Hand aufs Herz: Wann ist es Trend geworden, niemandem etwas zu gönnen?

Cagri Kayis

14.4.2022, 12:22 Uhr
Hand aufs Herz: Wann ist es Trend geworden, niemandem etwas zu gönnen?

© Kayis

Verbreitete Neidkultur

Die Neidkultur in Deutschland ist riesig. Ich glaube, dass Deutschland die Nummer 1 ist, wenn es darum geht, neidisch auf andere zu sein. Und warum ist es Trend geworden, sich nicht mehr mit Freund:innen zu freuen, wenn sie ein Meilenstein in ihrem Leben erreicht haben? Ich begreife es bis heute nicht. Entweder nehmen Menschen es für selbstverständlich an, dass man etwas erreicht hat, oder aber sie gönnen es einem am Ende doch nicht und machen Auge. Für jede:n, der nicht weiß was "Auge machen" bedeutet: Es ist eine Form von Neid oder Eifersucht. Diese inzwischen etablierte Jugendwort lehnt sich an den in arabischen Kulturen gängigen Begriff des "Bösen Blicks" an.

Das Studium zu bestehen ist keine Selbstverständlichkeit

Vergangenen Monat habe ich mein Studium erfolgreich beendet, wofür ich zum Teil sehr gekämpft habe. Anscheinend sah das für die meisten aber so aus, als würde ich alles souverän und problemlos bestehen - was auch der Fall war - jedoch war das wirklich viel Arbeit. Diese Arbeit sehen die meisten einfach auch nicht und denken sich: "Ach, der kriegt das schon irgendwie hin." Warum kann man sich einfach nicht mit den Menschen freuen, die ein Achievement erreicht haben?

Tabu-Thema Geld

Ein anderes Beispiel, das mir einfällt, ist, dass wir nie über Geld reden. Wenn wir über Geld reden, geht es meistens um das Geld eines Anderen. Warum? Hat man Angst, dass einem das Geld vom Konto geklaut wird, wenn man darüber spricht? "Bruder, über Geld spricht man nicht, Du weißt doch." Denkst Du, ich klaue Dir Dein Geld oder distanziere mich von Dir, wenn ich gesehen habe, wie viel Du verdienst? Ich verstehe bis heute nicht, warum daraus so ein großes Ding gemacht wird, wenn es um das eigene Geld geht. Und warum andere mir ein finanzielles Polster neiden.
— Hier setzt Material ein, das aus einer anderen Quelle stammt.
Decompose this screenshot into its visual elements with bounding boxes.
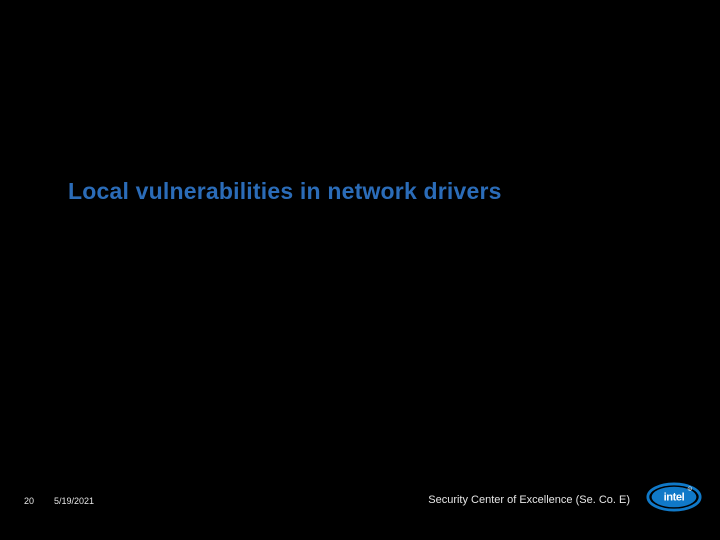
slide: Local vulnerabilities in network drivers… (0, 0, 720, 540)
svg-text:intel: intel (664, 492, 685, 504)
slide-title: Local vulnerabilities in network drivers (68, 178, 680, 205)
intel-logo-icon: intel R (646, 480, 702, 514)
organization-label: Security Center of Excellence (Se. Co. E… (428, 494, 630, 506)
slide-footer: 20 5/19/2021 Security Center of Excellen… (0, 478, 720, 518)
slide-date: 5/19/2021 (54, 496, 94, 506)
page-number: 20 (24, 496, 34, 506)
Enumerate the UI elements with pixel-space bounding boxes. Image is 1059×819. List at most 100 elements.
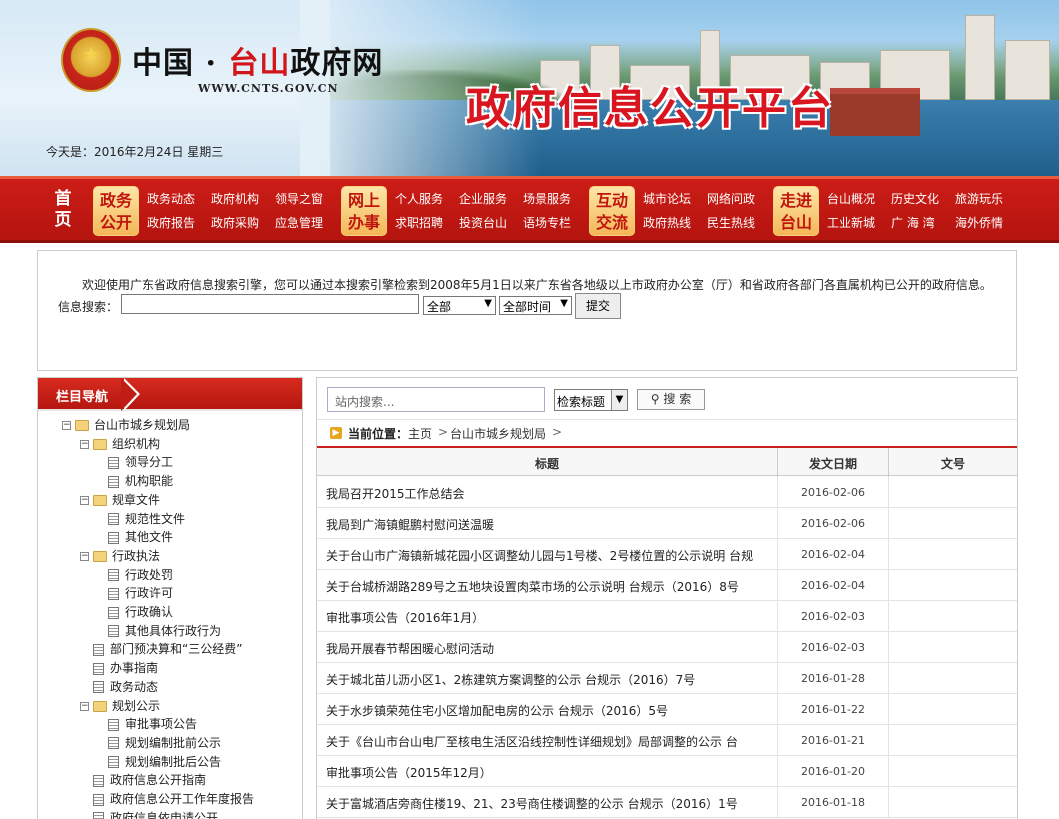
info-search-input[interactable] — [121, 294, 419, 314]
tree-item[interactable]: 政府信息公开工作年度报告 — [93, 790, 254, 808]
nav-link[interactable]: 旅游玩乐 — [955, 190, 1003, 207]
doc-date: 2016-02-06 — [801, 486, 865, 499]
nav-cat-online-services[interactable]: 网上办事 — [341, 186, 387, 236]
nav-link[interactable]: 工业新城 — [827, 214, 875, 231]
table-row[interactable]: 我局召开2015工作总结会 2016-02-06 — [317, 477, 1017, 508]
table-row[interactable]: 审批事项公告（2015年12月） 2016-01-20 — [317, 756, 1017, 787]
tree-item[interactable]: 领导分工 — [108, 453, 173, 471]
tree-item[interactable]: 部门预决算和“三公经费” — [93, 640, 242, 658]
nav-link[interactable]: 政府热线 — [643, 214, 691, 231]
tree-item[interactable]: 行政处罚 — [108, 566, 173, 584]
nav-link[interactable]: 民生热线 — [707, 214, 755, 231]
tree-item[interactable]: 政府信息公开指南 — [93, 771, 206, 789]
tree-item[interactable]: 政务动态 — [93, 678, 158, 696]
nav-link[interactable]: 政府报告 — [147, 214, 195, 231]
tree-item[interactable]: 规划编制批后公告 — [108, 753, 221, 771]
breadcrumb-current[interactable]: 台山市城乡规划局 — [450, 425, 546, 442]
tree-item[interactable]: 其他具体行政行为 — [108, 622, 221, 640]
tree-item[interactable]: 审批事项公告 — [108, 715, 197, 733]
tree-item[interactable]: − 组织机构 — [80, 435, 160, 453]
nav-link[interactable]: 广 海 湾 — [891, 214, 935, 231]
nav-link[interactable]: 场景服务 — [523, 190, 571, 207]
doc-date: 2016-01-28 — [801, 672, 865, 685]
doc-date: 2016-01-20 — [801, 765, 865, 778]
nav-link[interactable]: 海外侨情 — [955, 214, 1003, 231]
nav-cat-about-taishan[interactable]: 走进台山 — [773, 186, 819, 236]
nav-home[interactable]: 首页 — [48, 189, 78, 231]
table-row[interactable]: 我局到广海镇鲲鹏村慰问送温暖 2016-02-06 — [317, 508, 1017, 539]
nav-link[interactable]: 企业服务 — [459, 190, 507, 207]
tree-item[interactable]: − 规划公示 — [80, 697, 160, 715]
collapse-icon[interactable]: − — [80, 495, 89, 505]
table-row[interactable]: 关于《台山市台山电厂至核电生活区沿线控制性详细规划》局部调整的公示 台 2016-… — [317, 725, 1017, 756]
scope-select[interactable]: 全部 ▼ — [423, 296, 496, 315]
tree-item-label: 行政确认 — [125, 605, 174, 619]
collapse-icon[interactable]: − — [62, 421, 71, 430]
doc-title-link[interactable]: 关于富城酒店旁商住楼19、21、23号商住楼调整的公示 台规示（2016）1号 — [326, 795, 766, 812]
nav-link[interactable]: 应急管理 — [275, 214, 323, 231]
table-row[interactable]: 审批事项公告（2016年1月） 2016-02-03 — [317, 601, 1017, 632]
collapse-icon[interactable]: − — [80, 701, 89, 711]
time-select[interactable]: 全部时间 ▼ — [499, 296, 572, 315]
doc-title-link[interactable]: 关于台城桥湖路289号之五地块设置肉菜市场的公示说明 台规示（2016）8号 — [326, 578, 766, 595]
doc-title-link[interactable]: 审批事项公告（2015年12月） — [326, 764, 766, 781]
table-row[interactable]: 关于富城酒店旁商住楼19、21、23号商住楼调整的公示 台规示（2016）1号 2… — [317, 787, 1017, 818]
table-row[interactable]: 关于台城桥湖路289号之五地块设置肉菜市场的公示说明 台规示（2016）8号 20… — [317, 570, 1017, 601]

"Ich gönne Dir das so sehr!"

In Deutschland sind wir an einem Punkt angekommen, an dem wir Menschen explizit sagen müssen: "Ich gönne Dir das so sehr". Weil wir uns selbst schon so indoktriniert haben, dass uns niemand etwas gönnt. Und auch wenn es gesagt wird, steht man den Worten immer noch misstrauisch gegenüber. Es ist fast schon ein Teufelskreis, aus dem man nicht raus kann.

Ich wünsche mir ehrlich gesagt nichts mehr, als eine Gesellschaft, die sich genuinely freut, über die Achievements, die man erreicht hat. Sei es Studium, Geld oder aber irgendetwas Banales, wie: Ich habe einen Teddybär gestrickt. Es gibt bestimmt Menschen, die sich auch wirklich freuen, aber leider sind sie in der Minderheit. Mein Wunsch ist es, in einer Welt zu leben, in der es die Norm ist, sich für andere zu freuen.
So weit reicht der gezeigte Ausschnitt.